# Camping in the Arctic in March.



## WACHcaribou (Dec 8, 2013)

This was just me and Agnes , doing our March thang.....we were mid hunt when a rock under the snow made all efforts point to getting home.Our bodys and the need for parts demanded such.

Was too bad, as the day before , right before sundown, we crossed tracks with a Bear that was actually raiding our camp gear, so we followed 'em, took the night off and apon recommencing, nailed that rock with our lower left A arm.

soooo we went to the nearest village and to a Smithy type friend of tools and talent......with a 6 foot steel bar, a blow torch and a sledge hammer, we untweeked the tweek from the A arm as best we could and proceeded homeward over the course 3 days at 20 mph, pulling our traps, piling firewoods and breaking camp.Friends came and took our 8 fat Caribou home to Noorvik, so we hauled only 4 home ourselfs.

We had fun though, and , nicely enough , we have a stash of gas down there, and a replacement A arm on my front room floor 

Nothing like being alone with the wife on a Caribou skin sleeping bag in our tepee, skins and meats all done quite well.

500 or so Caribou.....the dark lines and dots in the background are all Caribou, hundreds of small bands we were amongst.


Our friendly neighborhood Brown Bear chewed up a cashe of camping equipment we left behind the day before. Chewed up a steel rifle case that stayed locked, our cooking pot set, 2 5 gallon gas jugs that were full (he musta loved that stuff) and he popped a propane 1 lb'r......wish I seen that! he musta been hungry as he ate our food box, plastic tape, cardboard and all, with frozen Caribou meats, dryed fishes, bread, chocolate and coffee.
We had left the gear because we were planning a Mountain top steak out for 3 or so days, when less than 5 miles from camp we became swamped in Caribou. Agnes dropped the fat females we were after and the load back to camp filled the sled. we had worked till dark and that Bear hit our cashe first, then the gutpiles and stack of discarded Caribou hides from the catch....

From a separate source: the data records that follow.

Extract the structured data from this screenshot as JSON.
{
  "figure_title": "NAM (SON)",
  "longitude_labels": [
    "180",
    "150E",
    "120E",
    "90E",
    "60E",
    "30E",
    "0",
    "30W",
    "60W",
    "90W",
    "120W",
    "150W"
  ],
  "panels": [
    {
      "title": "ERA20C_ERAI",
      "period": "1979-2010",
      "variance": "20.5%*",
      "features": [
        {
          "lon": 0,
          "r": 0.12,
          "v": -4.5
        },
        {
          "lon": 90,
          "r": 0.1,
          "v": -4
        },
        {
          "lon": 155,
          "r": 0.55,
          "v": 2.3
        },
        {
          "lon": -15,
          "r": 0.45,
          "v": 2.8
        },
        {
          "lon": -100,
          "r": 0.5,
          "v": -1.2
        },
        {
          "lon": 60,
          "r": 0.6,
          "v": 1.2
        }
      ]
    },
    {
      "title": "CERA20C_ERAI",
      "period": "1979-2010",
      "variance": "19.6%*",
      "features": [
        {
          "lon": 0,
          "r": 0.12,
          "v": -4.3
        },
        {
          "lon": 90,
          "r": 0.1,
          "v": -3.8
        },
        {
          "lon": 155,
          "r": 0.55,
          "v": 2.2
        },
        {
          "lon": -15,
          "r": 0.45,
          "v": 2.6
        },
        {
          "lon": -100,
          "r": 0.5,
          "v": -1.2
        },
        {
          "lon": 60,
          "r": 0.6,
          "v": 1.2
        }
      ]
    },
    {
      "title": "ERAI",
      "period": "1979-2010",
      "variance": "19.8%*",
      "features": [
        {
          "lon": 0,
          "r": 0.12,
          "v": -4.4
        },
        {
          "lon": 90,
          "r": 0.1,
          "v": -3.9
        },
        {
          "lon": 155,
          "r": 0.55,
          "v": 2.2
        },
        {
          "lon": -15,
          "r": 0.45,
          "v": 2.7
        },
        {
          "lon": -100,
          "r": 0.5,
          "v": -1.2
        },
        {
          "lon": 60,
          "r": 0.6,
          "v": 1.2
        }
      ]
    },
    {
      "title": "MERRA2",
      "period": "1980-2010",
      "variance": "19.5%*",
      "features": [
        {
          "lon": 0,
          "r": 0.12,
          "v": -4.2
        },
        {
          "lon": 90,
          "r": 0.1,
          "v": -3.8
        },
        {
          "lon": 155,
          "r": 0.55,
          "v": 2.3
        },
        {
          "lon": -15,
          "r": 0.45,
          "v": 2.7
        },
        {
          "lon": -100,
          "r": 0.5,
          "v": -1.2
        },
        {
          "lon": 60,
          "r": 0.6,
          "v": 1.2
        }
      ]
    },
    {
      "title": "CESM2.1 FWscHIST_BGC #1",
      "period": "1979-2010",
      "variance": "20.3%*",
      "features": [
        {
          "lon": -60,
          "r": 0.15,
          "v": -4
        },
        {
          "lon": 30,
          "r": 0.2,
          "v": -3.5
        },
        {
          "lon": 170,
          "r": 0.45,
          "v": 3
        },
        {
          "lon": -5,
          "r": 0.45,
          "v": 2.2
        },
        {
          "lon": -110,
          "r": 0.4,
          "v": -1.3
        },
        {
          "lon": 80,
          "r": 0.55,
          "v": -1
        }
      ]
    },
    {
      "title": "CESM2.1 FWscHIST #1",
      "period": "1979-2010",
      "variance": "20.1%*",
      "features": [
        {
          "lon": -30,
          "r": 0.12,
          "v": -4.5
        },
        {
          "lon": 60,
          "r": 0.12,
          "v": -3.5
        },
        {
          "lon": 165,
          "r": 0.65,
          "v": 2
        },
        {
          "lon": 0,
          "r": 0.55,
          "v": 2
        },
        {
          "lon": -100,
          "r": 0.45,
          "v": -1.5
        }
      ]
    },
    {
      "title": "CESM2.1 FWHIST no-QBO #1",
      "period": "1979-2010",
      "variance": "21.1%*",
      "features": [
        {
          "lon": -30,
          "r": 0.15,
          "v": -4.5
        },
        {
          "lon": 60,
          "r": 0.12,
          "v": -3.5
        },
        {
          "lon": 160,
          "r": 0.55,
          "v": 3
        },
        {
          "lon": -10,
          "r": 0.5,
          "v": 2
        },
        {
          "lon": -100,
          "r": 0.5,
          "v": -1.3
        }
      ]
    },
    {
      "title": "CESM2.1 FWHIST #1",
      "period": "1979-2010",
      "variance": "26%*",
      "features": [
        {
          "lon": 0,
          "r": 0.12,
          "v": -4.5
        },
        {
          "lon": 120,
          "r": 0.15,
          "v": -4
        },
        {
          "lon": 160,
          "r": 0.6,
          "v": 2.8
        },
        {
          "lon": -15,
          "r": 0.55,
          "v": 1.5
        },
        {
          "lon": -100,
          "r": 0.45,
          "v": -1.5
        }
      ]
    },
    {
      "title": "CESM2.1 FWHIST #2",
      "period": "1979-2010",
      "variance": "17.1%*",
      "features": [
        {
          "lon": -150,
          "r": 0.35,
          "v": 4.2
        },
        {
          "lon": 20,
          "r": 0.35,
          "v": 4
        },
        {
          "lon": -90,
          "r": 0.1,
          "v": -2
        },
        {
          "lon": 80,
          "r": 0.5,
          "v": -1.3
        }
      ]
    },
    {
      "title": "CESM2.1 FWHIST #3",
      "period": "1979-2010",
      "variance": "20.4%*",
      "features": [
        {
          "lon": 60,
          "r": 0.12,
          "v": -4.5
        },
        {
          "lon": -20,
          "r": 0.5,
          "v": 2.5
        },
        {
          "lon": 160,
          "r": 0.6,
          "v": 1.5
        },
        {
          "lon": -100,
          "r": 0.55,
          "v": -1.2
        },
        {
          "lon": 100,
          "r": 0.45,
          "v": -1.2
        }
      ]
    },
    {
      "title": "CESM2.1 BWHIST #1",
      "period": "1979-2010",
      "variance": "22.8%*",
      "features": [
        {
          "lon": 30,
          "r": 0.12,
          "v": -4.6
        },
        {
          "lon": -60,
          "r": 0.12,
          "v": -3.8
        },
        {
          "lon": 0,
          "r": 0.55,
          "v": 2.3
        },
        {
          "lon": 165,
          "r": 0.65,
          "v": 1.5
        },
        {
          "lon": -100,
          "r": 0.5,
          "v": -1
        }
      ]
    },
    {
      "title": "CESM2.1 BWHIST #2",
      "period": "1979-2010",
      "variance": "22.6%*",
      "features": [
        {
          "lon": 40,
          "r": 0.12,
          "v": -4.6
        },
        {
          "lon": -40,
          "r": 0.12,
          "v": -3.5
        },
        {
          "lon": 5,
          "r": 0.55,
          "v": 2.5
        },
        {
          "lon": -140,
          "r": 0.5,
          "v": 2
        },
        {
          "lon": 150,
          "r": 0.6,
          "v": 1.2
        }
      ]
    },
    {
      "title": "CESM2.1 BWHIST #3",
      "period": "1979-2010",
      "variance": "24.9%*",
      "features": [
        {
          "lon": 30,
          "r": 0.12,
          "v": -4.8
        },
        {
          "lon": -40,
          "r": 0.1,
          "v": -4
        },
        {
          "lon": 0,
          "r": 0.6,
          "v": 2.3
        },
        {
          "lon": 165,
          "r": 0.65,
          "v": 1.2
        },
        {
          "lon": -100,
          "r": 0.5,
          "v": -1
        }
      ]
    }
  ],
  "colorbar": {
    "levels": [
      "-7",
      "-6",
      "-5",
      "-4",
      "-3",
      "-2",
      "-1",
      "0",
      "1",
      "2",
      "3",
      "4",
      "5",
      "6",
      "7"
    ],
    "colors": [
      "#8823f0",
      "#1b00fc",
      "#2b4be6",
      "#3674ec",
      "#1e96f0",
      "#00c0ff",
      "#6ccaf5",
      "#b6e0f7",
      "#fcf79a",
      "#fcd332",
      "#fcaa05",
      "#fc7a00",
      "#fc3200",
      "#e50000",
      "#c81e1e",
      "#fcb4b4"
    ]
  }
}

Then he buried the mess ~~LOL!!~~ and we hit his trail.




I set traps and gatherd fire wood for the upcomming Spring. Gots lotsa Fox's, and one day, whilst wacking wood on the beachside, the wife rode ourt and came back with a nice Kusigiq type Seal. We rode out and I took her picture, but we left the Seal by the wood pile ~~LOL!!~~






Same 'ol tepee, same **** great hunting grounds.


----------



## Tirediron (Jul 12, 2010)

Thank you for posting this thread, you look happy and comfortable in conditions that would kill most people.


----------



## helicopter5472 (Feb 25, 2013)

Nice pictures, quite an adventure. Thanks for the post...


----------



## camo2460 (Feb 10, 2013)

What a life, I'm jealous. Thank you.


----------



## WACHcaribou (Dec 8, 2013)

Thanx, Im glad you like it. 

Soon our camping and travels will be in more episodes of Life Below Zero, and more of the tenting they glossed over last year, but this is our normal selfs.


----------



## catdog6949 (Apr 25, 2012)

*I'll Second that......*

Wow;

Yes I and my Partner, are big fan of Life Below Zero ! Thankyou for Posting! Your Living the Life, we are Saving up too Live! You two Are Wonderfull!

Cat and Sleepy Turtle (in Seattle, for Now)  :congrat:


----------



## bacpacker (Jul 15, 2011)

We record every episode to watch when time permits. It's one of our favorite shows.


----------



## musketjim (Dec 7, 2011)

Living the dream in AK. Well done.

"The whole world sucks, America sucks a lot less and Alaska don't suck at all"


----------